The United States on Friday imposed new sanctions on Cuba over its support for Venezuelan President Nicolas Maduro and its human rights record at home.
The Department of Commerce said in a statement that it is revoking existing licenses for aircraft leases to Cuban state-owned airlines and will deny future applications for aircraft leases.
The US will also expand sanctions to include more foreign goods containing US content and impose additional restrictions on exports to the Cuban government, the statement said.
“This action by the Commerce Department sends another clear message to the Cuban regime – that they must immediately cease their destructive behavior at home and abroad,” said Secretary of Commerce Wilbur Ross.
Last month the US imposed sanctions on Cuba’s Raul Castro, along with his children for his support of Maduro.
‘Unfair and genocidal’
Cuban President Miguel Diaz-Canel rejected the decision, calling it “inhumane, cruel, unfair and genocidal” in a post on Twitter.
#US announces new measures tightening blockade on #Cuba. This action expresses impotence, moral degradation and imperial contempt. It's an inhuman, cruel, unjust and genocidal act that we strongly reject.
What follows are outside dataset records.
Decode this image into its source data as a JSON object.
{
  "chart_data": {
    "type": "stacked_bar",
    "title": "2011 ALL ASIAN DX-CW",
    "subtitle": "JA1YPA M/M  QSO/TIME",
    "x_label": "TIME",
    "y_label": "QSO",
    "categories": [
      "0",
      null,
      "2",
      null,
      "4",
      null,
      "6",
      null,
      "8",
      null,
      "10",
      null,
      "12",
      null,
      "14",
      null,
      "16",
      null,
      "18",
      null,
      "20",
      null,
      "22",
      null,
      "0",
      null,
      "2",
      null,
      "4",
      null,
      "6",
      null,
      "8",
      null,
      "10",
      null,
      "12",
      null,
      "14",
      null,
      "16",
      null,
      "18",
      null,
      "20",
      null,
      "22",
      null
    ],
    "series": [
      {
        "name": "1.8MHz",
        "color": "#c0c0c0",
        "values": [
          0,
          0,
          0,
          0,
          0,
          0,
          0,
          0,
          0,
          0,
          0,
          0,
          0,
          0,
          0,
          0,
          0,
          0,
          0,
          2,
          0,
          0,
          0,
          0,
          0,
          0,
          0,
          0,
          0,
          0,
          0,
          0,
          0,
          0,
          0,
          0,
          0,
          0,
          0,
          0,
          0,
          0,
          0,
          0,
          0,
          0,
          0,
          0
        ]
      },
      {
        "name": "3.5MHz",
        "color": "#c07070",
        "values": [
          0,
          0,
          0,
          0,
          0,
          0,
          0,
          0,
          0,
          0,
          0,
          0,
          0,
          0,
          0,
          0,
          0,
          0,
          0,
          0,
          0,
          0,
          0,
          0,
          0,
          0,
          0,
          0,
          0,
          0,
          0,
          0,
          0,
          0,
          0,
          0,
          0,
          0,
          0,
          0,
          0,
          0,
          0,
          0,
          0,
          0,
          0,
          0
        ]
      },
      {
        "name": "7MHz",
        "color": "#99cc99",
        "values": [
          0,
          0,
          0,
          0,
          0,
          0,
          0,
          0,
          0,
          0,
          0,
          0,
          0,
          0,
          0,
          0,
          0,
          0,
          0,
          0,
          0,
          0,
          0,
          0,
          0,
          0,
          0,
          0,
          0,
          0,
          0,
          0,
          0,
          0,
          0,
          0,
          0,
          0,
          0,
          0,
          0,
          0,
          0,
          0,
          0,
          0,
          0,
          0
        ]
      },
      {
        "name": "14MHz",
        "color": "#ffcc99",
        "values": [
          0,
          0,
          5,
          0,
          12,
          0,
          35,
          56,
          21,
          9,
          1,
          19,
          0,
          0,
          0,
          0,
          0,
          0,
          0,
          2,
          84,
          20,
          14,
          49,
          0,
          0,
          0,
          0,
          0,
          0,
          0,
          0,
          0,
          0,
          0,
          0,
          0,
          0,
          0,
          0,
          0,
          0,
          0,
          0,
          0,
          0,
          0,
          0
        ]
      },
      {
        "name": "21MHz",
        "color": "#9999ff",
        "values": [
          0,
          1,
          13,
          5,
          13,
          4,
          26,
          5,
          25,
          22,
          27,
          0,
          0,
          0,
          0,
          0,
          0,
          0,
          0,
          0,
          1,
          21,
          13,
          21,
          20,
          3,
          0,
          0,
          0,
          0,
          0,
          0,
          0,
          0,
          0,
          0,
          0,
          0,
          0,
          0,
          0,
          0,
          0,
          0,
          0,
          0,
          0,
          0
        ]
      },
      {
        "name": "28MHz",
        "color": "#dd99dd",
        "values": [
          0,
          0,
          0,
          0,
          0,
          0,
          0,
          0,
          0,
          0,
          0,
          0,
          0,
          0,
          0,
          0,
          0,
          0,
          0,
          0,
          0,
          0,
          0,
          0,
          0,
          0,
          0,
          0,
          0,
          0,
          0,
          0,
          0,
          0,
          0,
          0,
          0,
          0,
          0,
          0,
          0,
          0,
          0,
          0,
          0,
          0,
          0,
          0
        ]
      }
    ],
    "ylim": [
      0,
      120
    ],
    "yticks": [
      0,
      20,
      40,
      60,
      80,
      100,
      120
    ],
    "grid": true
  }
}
We will not give in and shall give a sovereign response. pic.twitter.com/cux5K1F8KO
— Miguel Díaz-Canel Bermúdez (@DiazCanelB) October 18, 2019
In a separate statement, the US State Department criticised Cuba for its detention of dissident Jose Daniel Ferrer, calling on Havana to disclose his whereabouts, treat him humanely and release him without condition.
Ferrer, a prominent figure who leads the Patriotic Union of Cuba (UNPACU), was arrested in Santiago de Cuba on October 1 after a police raid on his home, which is also the group’s headquarters.
Cuba’s government does not typically discuss police activity, including the detention of dissidents, who Havana dismisses as provocateurs funded by the US.
Relations between Cuba and the US have deteriorated under President Donald Trump.
Trump has stopped short of breaking off diplomatic relations with Cuba restored by then-President Barack Obama in 2015 after more than 50 years of hostility.